Fiotes, 56, is a Baltimore native who moved to Gaithersburg in the early 1970s. He spent 11 years with the Senate sergeant at arms and has since been a self-employed real estate salesman. He made an unsuccessful race for the House of Delegates four years ago.
But Fiotes's campaign organization is thin -- he estimates he will spend about $2,000 total -- and he says "I haven't been able to pinpoint" how the race is going. Byron has an almost hereditary claim to the Western Maryland congressional seat; both her late husband and father-in-law held it before her.
Like his fellow challengers, Fiotes hopes to capitalize on anti-tax sentiment. "If you want taxes to go up, keep what you got" in Congress, he says. But he offers few specifics about fiscal policies he would change. Although Fiotes has done little to solicit campaign contributions, he says he would not take money from political action committees.
In the district encompassing most residents of Montgomery, Walker is making his second race for the House. He lost in the 1988 Democratic primary, before winning his party's nomination this year.
A Bethesda resident and self-employed real estate broker, Walker, 42, has printed campaign posters that show him smoking a cigarette in a holder and declare, "We Love Jimmy." As in his campaign two years ago, Walker is stressing his concern that "the industrial base of this country has crumbled."
"The standard of living in this country has dropped, and people don't think they have social mobility any more," Walker said. "We always had confidence we could be number one, but now we don't."

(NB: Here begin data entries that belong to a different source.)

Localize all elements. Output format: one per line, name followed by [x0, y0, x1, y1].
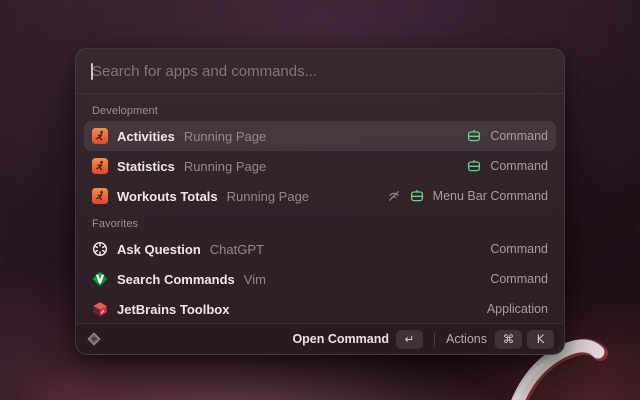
jetbrains-toolbox-logo-icon [92, 301, 108, 317]
running-page-icon [92, 188, 108, 204]
item-type: Application [487, 302, 548, 316]
footer-divider [434, 333, 435, 346]
actions-button[interactable]: Actions ⌘ K [446, 330, 554, 349]
list-item-statistics[interactable]: Statistics Running Page Command [84, 151, 556, 181]
search-bar [76, 49, 564, 94]
item-type: Command [490, 159, 548, 173]
command-device-icon [467, 129, 481, 143]
item-title: Search Commands [117, 272, 235, 287]
item-type: Command [490, 272, 548, 286]
section-header-development: Development [84, 98, 556, 121]
item-title: Ask Question [117, 242, 201, 257]
menubar-inactive-icon [387, 189, 401, 203]
item-type: Command [490, 129, 548, 143]
list-item-ask-question[interactable]: Ask Question ChatGPT Command [84, 234, 556, 264]
item-type: Menu Bar Command [433, 189, 548, 203]
text-caret [91, 63, 93, 80]
item-title: Workouts Totals [117, 189, 218, 204]
item-subtitle: ChatGPT [210, 242, 264, 257]
launcher-window: Development Activities Running Page [75, 48, 565, 355]
search-input[interactable] [92, 63, 548, 80]
section-header-favorites: Favorites [84, 211, 556, 234]
results-list: Development Activities Running Page [76, 94, 564, 323]
item-subtitle: Vim [244, 272, 266, 287]
running-page-icon [92, 128, 108, 144]
item-title: Activities [117, 129, 175, 144]
list-item-search-commands[interactable]: Search Commands Vim Command [84, 264, 556, 294]
actions-label: Actions [446, 332, 487, 346]
return-key-badge: ↵ [396, 330, 423, 349]
running-page-icon [92, 158, 108, 174]
list-item-jetbrains-toolbox[interactable]: JetBrains Toolbox Application [84, 294, 556, 323]
open-command-button[interactable]: Open Command ↵ [292, 330, 423, 349]
list-item-workouts-totals[interactable]: Workouts Totals Running Page Menu Bar Co… [84, 181, 556, 211]
vim-logo-icon [92, 271, 108, 287]
item-subtitle: Running Page [184, 159, 266, 174]
raycast-logo-icon [86, 331, 102, 347]
item-subtitle: Running Page [227, 189, 309, 204]
chatgpt-logo-icon [92, 241, 108, 257]
item-title: JetBrains Toolbox [117, 302, 229, 317]
cmd-key-badge: ⌘ [495, 330, 522, 349]
k-key-badge: K [527, 330, 554, 349]
command-device-icon [410, 189, 424, 203]
item-subtitle: Running Page [184, 129, 266, 144]
list-item-activities[interactable]: Activities Running Page Command [84, 121, 556, 151]
command-device-icon [467, 159, 481, 173]
item-type: Command [490, 242, 548, 256]
open-command-label: Open Command [292, 332, 389, 346]
footer-bar: Open Command ↵ Actions ⌘ K [76, 323, 564, 354]
item-title: Statistics [117, 159, 175, 174]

Although Montgomery County is heavily Democratic, Morella won her last race against a well-financed Democrat by an almost 3 to 2 ratio. She has also compiled one of the most liberal voting records among House Republicans, taking some stands that are welcome in her district though unusual in her party.
Walker says he detects "a lot of animosity out there" toward congressional incumbents. "I am more optimistic now than when I began," he said.
In Prince George's County, Breuer is running against Hoyer without the official backing of her own party. Although she is a member of the GOP's County Central Committee, that organization endorsed her opponent in the primary.
Breuer, 59, charges that Hoyer and several other Democratic leaders so dominate Prince George's politics that their "political machine" persuaded the Republican Party not to back her. She also acknowledges that she is running in part because of a personal dispute.
She contends that county courts mishandled her late husband's estate, and blames the machine, which includes Hoyer. "Hoyer controls the courts in Upper Marlboro," Breuer said. "The problem with my campaign is the press does not want to print the press releases I'm sending."
Hoyer is the fourth ranking member of the House Democratic leadership, and Prince George's County is overwhelmingly Democratic. Although he faced a high-profile primary challenge this year from a leader in the Nation of Islam, Hoyer won 85 percent of the vote.
Breuer contends that "the press is not telling the voters who the real Steny Hoyer is," but acknowledges that her campaign has established only a minimal public profile. She said, "I'm just going to tell voters what's on my mind."